Versmold. Wegen Sachbeschädigung und Körperverletzung musste sich am Donnerstag ein 35-jähriger Versmolder vor dem Amtsgericht Halle verantworten. Der Mann soll am 15. Oktober seine Freundin angegriffen haben.

Der Streit begann laut der 39-Jährigen um einen gelben Sack, den sie an die Straße stellen sollte. Beide, so die Freundin, hätten getrunken. Nach dem Streit glaubte der Angeklagte, die junge Frau wollte ihr Auto benutzen, deshalb zerstach er die Reifen. Dann kam es am Auto zu Handgreiflichkeiten, bei denen der Frau mehrfach ins Gesicht geschlagen wurde. Inzwischen haben sich die Differenzen normalisiert und das Paar lebt wieder zusammen.

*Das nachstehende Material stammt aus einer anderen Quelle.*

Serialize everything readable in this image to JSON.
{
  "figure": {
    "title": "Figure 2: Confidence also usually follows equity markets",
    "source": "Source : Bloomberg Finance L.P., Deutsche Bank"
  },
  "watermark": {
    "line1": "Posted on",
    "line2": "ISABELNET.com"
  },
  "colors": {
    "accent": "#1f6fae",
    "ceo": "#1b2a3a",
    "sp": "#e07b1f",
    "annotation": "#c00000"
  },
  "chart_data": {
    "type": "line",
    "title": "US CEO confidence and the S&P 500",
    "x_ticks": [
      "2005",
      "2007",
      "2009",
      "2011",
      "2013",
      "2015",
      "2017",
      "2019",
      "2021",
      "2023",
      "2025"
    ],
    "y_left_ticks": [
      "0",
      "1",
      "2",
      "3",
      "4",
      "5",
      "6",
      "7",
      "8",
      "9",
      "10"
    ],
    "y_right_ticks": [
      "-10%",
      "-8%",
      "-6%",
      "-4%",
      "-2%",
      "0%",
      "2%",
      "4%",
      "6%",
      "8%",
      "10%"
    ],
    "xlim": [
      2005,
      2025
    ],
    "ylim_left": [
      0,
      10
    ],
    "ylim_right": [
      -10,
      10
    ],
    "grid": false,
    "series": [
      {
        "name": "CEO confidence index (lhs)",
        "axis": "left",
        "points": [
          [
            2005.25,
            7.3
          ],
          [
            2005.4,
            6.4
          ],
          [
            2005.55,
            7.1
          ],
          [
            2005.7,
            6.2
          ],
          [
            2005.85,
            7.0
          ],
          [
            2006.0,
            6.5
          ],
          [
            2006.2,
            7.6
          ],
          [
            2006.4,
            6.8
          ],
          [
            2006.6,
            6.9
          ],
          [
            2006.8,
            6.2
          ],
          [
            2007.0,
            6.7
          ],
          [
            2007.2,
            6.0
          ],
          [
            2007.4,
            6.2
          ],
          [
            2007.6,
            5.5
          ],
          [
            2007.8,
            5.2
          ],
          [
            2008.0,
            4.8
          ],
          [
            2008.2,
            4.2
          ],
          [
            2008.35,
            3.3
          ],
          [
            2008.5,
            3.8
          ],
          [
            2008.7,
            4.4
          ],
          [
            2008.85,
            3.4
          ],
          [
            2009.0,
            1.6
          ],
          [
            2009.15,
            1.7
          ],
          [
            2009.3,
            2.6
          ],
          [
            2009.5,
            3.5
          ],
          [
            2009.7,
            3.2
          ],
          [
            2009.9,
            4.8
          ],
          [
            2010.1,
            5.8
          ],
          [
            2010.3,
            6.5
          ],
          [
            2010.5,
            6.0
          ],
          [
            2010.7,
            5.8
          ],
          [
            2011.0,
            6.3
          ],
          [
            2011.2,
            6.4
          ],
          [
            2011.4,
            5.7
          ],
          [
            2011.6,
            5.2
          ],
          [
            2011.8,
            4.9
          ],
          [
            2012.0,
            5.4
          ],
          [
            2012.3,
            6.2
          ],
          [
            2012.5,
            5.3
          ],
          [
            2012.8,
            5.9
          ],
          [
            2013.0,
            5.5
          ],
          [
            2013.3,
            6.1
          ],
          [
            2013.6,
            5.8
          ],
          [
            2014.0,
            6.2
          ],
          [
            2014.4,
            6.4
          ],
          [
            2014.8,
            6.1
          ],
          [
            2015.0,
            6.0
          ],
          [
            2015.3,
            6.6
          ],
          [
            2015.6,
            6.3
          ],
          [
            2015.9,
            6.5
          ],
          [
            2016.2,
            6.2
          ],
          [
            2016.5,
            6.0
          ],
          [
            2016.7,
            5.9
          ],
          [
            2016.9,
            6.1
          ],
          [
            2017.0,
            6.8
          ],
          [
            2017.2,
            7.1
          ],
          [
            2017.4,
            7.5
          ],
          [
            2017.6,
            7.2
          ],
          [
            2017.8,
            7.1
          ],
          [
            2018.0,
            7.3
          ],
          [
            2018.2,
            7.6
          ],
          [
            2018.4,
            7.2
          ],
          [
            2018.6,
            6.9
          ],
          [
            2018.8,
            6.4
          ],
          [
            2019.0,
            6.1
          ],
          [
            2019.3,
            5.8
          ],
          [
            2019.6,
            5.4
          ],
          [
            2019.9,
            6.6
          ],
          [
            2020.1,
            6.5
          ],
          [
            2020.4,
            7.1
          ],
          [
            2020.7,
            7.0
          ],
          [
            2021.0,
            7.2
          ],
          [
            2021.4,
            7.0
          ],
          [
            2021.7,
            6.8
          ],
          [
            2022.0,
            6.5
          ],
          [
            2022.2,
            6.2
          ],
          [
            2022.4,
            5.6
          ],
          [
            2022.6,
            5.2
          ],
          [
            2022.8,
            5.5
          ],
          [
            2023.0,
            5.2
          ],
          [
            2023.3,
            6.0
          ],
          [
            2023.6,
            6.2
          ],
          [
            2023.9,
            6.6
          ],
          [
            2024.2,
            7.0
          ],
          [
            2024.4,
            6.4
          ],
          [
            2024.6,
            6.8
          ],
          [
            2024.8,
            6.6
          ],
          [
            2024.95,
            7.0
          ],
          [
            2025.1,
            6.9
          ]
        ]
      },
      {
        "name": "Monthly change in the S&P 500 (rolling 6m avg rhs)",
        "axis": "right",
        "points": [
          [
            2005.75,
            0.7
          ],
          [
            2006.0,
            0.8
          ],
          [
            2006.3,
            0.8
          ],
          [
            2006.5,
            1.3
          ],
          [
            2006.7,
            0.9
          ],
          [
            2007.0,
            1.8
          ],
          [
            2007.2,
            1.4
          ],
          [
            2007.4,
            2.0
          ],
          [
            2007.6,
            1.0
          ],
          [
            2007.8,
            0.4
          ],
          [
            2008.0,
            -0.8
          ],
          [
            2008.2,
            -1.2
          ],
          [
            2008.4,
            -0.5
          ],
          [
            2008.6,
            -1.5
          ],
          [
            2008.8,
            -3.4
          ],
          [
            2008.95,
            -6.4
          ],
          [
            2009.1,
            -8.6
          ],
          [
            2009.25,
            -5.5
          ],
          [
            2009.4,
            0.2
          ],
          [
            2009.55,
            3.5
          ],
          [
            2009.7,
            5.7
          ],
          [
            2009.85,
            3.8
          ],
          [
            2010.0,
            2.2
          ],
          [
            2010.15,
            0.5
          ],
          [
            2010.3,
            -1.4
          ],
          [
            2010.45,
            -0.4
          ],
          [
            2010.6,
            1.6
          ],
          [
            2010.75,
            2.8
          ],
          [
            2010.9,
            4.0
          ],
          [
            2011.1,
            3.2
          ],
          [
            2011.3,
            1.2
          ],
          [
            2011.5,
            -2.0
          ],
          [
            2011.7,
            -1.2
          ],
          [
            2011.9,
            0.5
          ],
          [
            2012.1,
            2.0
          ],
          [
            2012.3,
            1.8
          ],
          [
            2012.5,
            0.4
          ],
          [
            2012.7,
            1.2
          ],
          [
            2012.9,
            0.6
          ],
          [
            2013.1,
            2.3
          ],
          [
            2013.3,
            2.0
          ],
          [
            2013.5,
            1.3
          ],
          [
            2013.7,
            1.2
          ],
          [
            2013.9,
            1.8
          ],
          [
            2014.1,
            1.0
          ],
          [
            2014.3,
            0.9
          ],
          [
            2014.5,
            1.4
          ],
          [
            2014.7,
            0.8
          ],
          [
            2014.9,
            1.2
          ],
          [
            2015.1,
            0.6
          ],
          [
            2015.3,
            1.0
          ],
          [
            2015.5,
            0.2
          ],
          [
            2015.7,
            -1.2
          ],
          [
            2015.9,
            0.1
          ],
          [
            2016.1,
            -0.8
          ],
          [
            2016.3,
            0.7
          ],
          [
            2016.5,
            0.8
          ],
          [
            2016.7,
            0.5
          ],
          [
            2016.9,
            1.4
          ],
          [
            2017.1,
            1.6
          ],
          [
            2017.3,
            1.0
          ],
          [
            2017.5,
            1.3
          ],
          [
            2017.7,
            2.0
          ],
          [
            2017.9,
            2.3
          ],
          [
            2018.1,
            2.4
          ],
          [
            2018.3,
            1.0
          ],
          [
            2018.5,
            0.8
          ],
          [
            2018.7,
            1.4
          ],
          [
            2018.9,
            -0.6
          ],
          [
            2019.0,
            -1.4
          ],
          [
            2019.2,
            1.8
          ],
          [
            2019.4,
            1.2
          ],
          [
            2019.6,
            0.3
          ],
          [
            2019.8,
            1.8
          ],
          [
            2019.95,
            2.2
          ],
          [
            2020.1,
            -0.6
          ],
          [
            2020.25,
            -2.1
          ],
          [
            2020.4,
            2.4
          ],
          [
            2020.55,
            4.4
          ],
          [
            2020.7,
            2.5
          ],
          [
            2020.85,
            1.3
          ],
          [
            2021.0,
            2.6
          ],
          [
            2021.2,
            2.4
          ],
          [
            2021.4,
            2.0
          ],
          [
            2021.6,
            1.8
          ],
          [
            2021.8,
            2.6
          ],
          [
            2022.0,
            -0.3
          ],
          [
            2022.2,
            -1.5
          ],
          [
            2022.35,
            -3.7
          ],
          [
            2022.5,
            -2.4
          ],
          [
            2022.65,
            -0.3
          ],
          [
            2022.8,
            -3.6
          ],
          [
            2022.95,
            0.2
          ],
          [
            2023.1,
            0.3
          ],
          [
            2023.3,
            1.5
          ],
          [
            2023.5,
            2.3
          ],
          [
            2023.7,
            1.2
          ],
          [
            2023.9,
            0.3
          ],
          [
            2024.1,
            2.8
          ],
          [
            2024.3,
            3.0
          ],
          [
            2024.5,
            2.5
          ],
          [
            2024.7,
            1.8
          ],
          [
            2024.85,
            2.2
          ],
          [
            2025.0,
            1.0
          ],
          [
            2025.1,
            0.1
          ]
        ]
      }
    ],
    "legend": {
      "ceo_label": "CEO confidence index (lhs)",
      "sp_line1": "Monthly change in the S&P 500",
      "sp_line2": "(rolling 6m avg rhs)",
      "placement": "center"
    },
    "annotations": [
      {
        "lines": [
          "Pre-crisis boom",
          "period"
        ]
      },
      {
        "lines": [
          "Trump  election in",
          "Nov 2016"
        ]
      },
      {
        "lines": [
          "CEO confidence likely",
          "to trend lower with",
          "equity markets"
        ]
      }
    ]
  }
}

Zwei Polizisten im Zeugenstand konnten sich auf Nachfrage der Richterin nicht an nennenswerte Verletzungen der Zeugin erinnern. Der unter Betreuung stehende Angeklagte hat eine Latte von Vorstrafen und ist wegen Suchtproblemen in ärztlicher Betreuung. Die Amtsanwältin beantragte eine Haftstrafe von sieben Monaten auf Bewährung und wegen fehlender Finanzmittel 100 Sozialstunden. Das Urteil: Sechs Monate Haft auf Bewährung, 100 Sozialstunden, Betreuung durch Bewährungshelfer und Drogenberatung.